The NCBI Taxonomy displays are in the process of being updated at NCBI, with new displays and command line interface options. The new searchable interface is accessible through the following address: https://www.ncbi.nlm.nih.gov/datasets/taxonomy/tree/. Single, newly-designed pages with images and links to genomes and other resources are now available, e.g. https://www.ncbi.nlm.nih.gov/datasets/taxonomy/9860/. Download of taxonomic information can be done by clicking the download link in the detailed taxonomy names page: https://www.ncbi.nlm.nih.gov/datasets/taxonomy/9860/names/. The new command line interface allows queries to be run using NCBI Datasets tools in https://www.ncbi.nlm.nih.gov/datasets/docs/v2/how-tos/taxonomy/taxonomy/?utm_source=ncbi_insights&utm_medium=referral&utm_campaign=datasets-taxonomy-20240417. An initial blog post announced these new taxonomic interfaces ( https://ncbiinsights.ncbi.nlm.nih.gov/2024/04/17/browse-taxonomy-records-ncbi-datasets/), and a paper outlining further details is in preparation for the 2025 edition of the Nucleic Acids Research on databases. The legacy browser will remain accessible for a while and will be linked to from the new pages, but developments will only continue on the new version.

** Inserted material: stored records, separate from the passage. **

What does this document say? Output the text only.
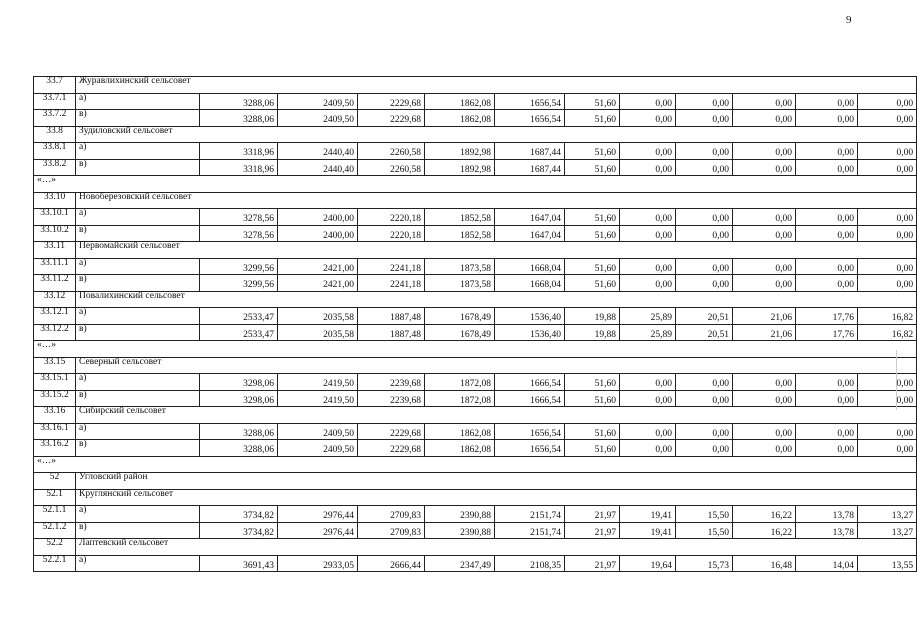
9
33.7	Журавлихинский сельсовет											
33.7.1	а)	3288,06	2409,50	2229,68	1862,08	1656,54	51,60	0,00	0,00	0,00	0,00	0,00
33.7.2	в)	3288,06	2409,50	2229,68	1862,08	1656,54	51,60	0,00	0,00	0,00	0,00	0,00
33.8	Зудиловский сельсовет											
33.8.1	а)	3318,96	2440,40	2260,58	1892,98	1687,44	51,60	0,00	0,00	0,00	0,00	0,00
33.8.2	в)	3318,96	2440,40	2260,58	1892,98	1687,44	51,60	0,00	0,00	0,00	0,00	0,00
«…»												
33.10	Новоберезовский сельсовет											
33.10.1	а)	3278,56	2400,00	2220,18	1852,58	1647,04	51,60	0,00	0,00	0,00	0,00	0,00
33.10.2	в)	3278,56	2400,00	2220,18	1852,58	1647,04	51,60	0,00	0,00	0,00	0,00	0,00
33.11	Первомайский сельсовет											
33.11.1	а)	3299,56	2421,00	2241,18	1873,58	1668,04	51,60	0,00	0,00	0,00	0,00	0,00
33.11.2	в)	3299,56	2421,00	2241,18	1873,58	1668,04	51,60	0,00	0,00	0,00	0,00	0,00
33.12	Повалихинский сельсовет											
33.12.1	а)	2533,47	2035,58	1887,48	1678,49	1536,40	19,88	25,89	20,51	21,06	17,76	16,82
33.12.2	в)	2533,47	2035,58	1887,48	1678,49	1536,40	19,88	25,89	20,51	21,06	17,76	16,82
«…»												
33.15	Северный сельсовет											
33.15.1	а)	3298,06	2419,50	2239,68	1872,08	1666,54	51,60	0,00	0,00	0,00	0,00	0,00
33.15.2	в)	3298,06	2419,50	2239,68	1872,08	1666,54	51,60	0,00	0,00	0,00	0,00	0,00
33.16	Сибирский сельсовет											
33.16.1	а)	3288,06	2409,50	2229,68	1862,08	1656,54	51,60	0,00	0,00	0,00	0,00	0,00
33.16.2	в)	3288,06	2409,50	2229,68	1862,08	1656,54	51,60	0,00	0,00	0,00	0,00	0,00
«…»												
52	Угловский район											
52.1	Круглянский сельсовет											
52.1.1	а)	3734,82	2976,44	2709,83	2390,88	2151,74	21,97	19,41	15,50	16,22	13,78	13,27
52.1.2	в)	3734,82	2976,44	2709,83	2390,88	2151,74	21,97	19,41	15,50	16,22	13,78	13,27
52.2	Лаптевский сельсовет											
52.2.1	а)	3691,43	2933,05	2666,44	2347,49	2108,35	21,97	19,64	15,73	16,48	14,04	13,55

Using the ENA Taxonomy service

The ENA mirrors the NCBI Taxonomy, and thus it is also possible to perform searches in ENA for TaxIds corresponding to your target species. It is not as easy on the web, but the REST API is very useful. The workflows are demonstrated in Figure 5 and Figure 6.

Figure 5. — Workflow illustrating the use of the ENA web interface ( https://www.ebi.ac.uk/ena/browser/text-search) for a single-name query.

Figure 6. — Workflow illustrating the use of the ENA advanced search web interface for a single-name query.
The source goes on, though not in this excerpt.